Je n'ai pas nommé ma municipalité, j'ai seulement dit qu'elle pourrait être la plus endettée,” a déclaré Amelia Rodríguez, qui est restée très sérieuse pendant tout notre entretien, car elle est débordée et “fatiguée des interviews”. Elle a 45 ans, les cheveux courts et très bruns, et elle porte un pantalon foncé et un chemisier rose. Elle semble parfaitement consciente du désordre qu'elle a causé avec cette déclaration. “Je suis d'accord, ce n'est pas bon pour la ville, mais qu'est-ce que j'étais censée faire ? Me taire ?” Ce n'est pas son style. Après plus de 20 ans dans la politique locale, elle a pris les rênes de Pioz en juillet 2011 et peu après, elle a envoyé des circulaires à toutes les administrations pour exposer la situation désespérée des finances de la municipalité.

Voilà les factures”, explique-t-elle en montrant une montagne de dossiers blancs empilés dans une étagère de son bureau. Cela représente des centaines de milliers d'euros de dettes, pour l'approvisionnement et la maintenance, l'éclairage public, les consultants en urbanisme, la propreté des écoles ou les comptes en suspens de la piscine municipale.

Dans ce contexte, “nous avons dû supprimer les corridas cette année, car il fallait choisir entre faire la fête et chauffer les écoles pendant l'hiver”, affirme la maire, qui maintient que sa dénonciation n'est pas politique. “La question n'est pas de savoir si le PSOE ou le PP était au pouvoir. Ce qu'il faut, c'est faire preuve d'un peu de jugeote”, ajoute-t-elle en faisant référence à Emilio Rincón, son prédécesseur.

Emilio Rincón, était maire de la ville jusqu'en 2011, d'abord dans le cadre d'un groupement indépendant, puis avec le Parti socialiste (PSOE). Il défend avec passion sa gestion de la municipalité contre les “mensonges” d'Amelia Rodríguez. Pour commencer, il a réduit la dette de moitié : “Dans le plan d'ajustement qui a été adopté en séance plénière, il était question de 5,4 millions d'euros, ce qui équivaudrait à 80 % de la dette, c'est-à-dire huit millions d'euros en tout. On est loin des 16 millions.

Lotissements dépeuplés

Une bonne partie de la dette de Pioz vient de la station d'épuration, construite suite à l'adoption d'un projet d'urbanisme en 2003. Son coût de près de 5,5 millions d'euros, a failli venir à bout du gouvernement régional sortant. Pourquoi ce projet n'a-t-il pas été mené en plusieurs étapes ? Parce que dans le bâtiment, c'était la belle époque. A partir de la fin des années 1990, les entreprises se frottaient les mains. “Nous pensions construire environ 7 000 habitations, avec l'objectif de parvenir à 25 000 habitants”, explique Emilio Rincón.
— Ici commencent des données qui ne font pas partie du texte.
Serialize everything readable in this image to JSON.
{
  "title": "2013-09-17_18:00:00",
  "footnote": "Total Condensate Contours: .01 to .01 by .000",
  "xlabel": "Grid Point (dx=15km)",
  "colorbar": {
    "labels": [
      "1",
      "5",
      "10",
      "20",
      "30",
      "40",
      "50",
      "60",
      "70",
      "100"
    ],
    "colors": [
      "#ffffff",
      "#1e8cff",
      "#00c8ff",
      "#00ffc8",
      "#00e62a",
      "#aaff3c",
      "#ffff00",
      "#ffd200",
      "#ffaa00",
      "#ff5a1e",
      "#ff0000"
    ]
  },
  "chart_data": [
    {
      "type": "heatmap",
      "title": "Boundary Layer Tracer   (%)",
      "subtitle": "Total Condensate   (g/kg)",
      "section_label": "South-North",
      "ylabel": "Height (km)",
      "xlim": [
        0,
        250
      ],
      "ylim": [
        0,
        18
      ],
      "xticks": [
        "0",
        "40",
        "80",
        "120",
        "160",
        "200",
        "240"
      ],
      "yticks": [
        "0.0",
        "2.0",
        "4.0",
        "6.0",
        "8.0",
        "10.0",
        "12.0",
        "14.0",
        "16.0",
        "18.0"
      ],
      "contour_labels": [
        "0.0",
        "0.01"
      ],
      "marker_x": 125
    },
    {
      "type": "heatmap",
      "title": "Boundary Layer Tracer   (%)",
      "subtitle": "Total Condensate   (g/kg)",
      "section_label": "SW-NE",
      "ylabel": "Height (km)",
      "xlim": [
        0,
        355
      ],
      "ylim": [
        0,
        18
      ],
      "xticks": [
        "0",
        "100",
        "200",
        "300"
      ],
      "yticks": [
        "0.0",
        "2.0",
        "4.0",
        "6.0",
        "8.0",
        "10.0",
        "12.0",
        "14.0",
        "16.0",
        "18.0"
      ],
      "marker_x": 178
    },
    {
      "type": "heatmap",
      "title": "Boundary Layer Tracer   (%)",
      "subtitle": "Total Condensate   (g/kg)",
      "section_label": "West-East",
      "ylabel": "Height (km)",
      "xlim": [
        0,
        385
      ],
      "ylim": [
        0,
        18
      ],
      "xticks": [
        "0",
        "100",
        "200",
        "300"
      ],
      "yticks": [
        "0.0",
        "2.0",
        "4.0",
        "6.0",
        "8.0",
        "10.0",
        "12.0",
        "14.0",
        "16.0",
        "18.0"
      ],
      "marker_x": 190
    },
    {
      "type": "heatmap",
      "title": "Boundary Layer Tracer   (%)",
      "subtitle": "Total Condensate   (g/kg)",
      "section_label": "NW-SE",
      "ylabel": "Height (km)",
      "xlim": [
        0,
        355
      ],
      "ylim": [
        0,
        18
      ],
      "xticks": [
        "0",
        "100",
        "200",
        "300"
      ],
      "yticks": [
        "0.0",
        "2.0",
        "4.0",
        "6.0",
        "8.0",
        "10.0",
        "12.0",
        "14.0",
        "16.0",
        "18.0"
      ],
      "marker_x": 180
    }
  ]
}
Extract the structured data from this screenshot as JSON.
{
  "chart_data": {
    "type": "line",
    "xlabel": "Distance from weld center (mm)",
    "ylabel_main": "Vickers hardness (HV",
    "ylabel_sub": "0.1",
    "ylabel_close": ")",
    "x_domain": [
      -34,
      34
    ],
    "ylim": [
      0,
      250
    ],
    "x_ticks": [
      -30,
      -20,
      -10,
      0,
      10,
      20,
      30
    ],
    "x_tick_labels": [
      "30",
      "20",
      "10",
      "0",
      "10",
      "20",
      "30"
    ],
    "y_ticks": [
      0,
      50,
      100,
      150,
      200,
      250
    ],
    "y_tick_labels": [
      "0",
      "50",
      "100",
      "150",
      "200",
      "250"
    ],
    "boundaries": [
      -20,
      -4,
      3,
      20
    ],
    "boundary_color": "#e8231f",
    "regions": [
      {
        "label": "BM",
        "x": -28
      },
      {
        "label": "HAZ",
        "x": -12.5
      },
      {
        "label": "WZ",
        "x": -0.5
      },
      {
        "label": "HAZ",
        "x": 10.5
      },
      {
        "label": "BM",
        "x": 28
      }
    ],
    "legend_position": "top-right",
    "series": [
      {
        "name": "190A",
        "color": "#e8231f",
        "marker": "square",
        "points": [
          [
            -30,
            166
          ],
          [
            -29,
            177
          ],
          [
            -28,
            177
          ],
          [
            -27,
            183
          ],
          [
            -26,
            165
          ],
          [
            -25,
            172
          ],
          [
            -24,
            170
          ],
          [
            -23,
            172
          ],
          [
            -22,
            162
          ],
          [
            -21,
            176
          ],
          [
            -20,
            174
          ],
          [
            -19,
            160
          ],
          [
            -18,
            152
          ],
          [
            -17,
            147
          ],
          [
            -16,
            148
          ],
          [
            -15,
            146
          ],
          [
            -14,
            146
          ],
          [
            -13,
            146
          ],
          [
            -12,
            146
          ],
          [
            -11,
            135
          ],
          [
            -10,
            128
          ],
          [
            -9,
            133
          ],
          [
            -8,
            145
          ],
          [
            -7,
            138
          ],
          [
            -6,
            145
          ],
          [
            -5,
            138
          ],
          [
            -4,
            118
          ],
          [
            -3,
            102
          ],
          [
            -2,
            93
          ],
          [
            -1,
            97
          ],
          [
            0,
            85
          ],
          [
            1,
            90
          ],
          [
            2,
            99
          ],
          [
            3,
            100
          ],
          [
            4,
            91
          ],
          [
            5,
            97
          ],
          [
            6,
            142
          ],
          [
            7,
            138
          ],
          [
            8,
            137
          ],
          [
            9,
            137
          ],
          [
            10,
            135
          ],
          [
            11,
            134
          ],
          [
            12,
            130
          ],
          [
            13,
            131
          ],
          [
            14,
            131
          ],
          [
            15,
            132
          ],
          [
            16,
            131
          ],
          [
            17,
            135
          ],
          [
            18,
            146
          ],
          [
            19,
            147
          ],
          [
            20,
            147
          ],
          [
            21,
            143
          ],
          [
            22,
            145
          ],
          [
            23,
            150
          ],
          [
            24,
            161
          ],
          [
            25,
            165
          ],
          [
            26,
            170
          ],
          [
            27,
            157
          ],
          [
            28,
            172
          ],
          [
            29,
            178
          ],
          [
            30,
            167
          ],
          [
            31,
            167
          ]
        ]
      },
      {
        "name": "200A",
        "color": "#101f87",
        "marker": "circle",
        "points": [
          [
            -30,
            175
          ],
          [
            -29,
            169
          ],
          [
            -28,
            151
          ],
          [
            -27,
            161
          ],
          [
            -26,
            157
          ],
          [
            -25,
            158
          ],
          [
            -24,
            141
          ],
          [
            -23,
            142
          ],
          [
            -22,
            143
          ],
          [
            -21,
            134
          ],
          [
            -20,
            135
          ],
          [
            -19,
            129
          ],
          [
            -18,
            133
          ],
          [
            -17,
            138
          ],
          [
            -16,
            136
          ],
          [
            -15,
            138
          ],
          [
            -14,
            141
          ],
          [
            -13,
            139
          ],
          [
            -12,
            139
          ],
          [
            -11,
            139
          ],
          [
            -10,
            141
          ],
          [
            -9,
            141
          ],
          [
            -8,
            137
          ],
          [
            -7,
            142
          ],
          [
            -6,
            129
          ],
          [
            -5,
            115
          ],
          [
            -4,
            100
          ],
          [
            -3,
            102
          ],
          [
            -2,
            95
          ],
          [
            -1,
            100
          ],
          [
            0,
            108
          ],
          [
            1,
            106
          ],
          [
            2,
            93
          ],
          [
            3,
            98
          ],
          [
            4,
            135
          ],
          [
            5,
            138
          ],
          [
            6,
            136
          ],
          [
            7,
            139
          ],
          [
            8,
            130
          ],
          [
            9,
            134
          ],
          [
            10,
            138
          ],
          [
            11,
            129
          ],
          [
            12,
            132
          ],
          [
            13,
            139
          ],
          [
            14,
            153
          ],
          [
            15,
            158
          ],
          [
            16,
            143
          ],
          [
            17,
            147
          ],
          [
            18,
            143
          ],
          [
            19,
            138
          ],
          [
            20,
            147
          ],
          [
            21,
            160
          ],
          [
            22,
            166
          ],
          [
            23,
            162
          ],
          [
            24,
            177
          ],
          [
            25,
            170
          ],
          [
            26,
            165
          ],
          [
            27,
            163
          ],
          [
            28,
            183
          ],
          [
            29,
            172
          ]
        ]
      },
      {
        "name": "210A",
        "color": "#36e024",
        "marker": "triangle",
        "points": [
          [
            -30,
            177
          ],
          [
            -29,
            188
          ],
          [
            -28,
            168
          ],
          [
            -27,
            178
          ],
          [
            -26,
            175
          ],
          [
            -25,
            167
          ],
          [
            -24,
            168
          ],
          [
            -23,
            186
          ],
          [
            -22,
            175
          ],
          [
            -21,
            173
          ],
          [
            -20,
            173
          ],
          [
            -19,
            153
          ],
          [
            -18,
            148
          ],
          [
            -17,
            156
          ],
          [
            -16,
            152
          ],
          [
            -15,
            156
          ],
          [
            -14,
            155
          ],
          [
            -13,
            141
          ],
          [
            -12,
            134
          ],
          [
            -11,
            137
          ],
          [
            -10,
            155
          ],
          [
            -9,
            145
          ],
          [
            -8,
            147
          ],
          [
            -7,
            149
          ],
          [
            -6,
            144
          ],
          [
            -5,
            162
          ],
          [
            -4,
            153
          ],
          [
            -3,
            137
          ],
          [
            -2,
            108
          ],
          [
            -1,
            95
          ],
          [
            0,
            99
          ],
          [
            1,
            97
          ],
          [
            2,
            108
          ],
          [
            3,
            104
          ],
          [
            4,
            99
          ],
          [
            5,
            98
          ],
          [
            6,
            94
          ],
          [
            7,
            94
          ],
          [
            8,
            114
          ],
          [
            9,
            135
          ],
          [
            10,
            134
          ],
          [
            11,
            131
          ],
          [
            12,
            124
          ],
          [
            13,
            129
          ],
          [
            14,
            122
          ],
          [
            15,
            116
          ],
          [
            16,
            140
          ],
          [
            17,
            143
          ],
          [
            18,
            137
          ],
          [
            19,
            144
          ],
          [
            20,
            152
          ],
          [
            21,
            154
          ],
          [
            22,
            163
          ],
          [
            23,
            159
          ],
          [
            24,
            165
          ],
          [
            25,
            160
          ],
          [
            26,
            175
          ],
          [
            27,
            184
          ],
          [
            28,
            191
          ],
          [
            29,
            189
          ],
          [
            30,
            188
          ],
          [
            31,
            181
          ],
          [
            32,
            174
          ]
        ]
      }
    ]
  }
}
Toutefois, pendant l'été 2007, le vent a brusquement changé de direction. “Les promoteurs ont interrompu les travaux lorsqu'ils se sont rendu compte qu'ils n'arrivaient pas à vendre les premiers lots”, se souvient l'ancien maire, et tous les projets ont été suspendus.

“*C'est vrai, mais la ville profite de tous les équipements : de la piscine, du centre médical, qui était une honte auparavant, et du centre culturel, qui comprend une bibliothèque et une superbe salle des fêtes**.*” C'est l'opinion d'Emilio Varela, qui tient une boulangerie dans le centre et qui habite dans l'un des lotissements dépeuplés de Pioz. Il se dit consterné par toute la polémique, même si la bibliothèque est fermée depuis des mois parce que la bibliothécaire est en arrêt maladie et que le centre médical flambant neuf n'est ouvert que le matin. En cas d'urgence, il faut aller dans la ville voisine.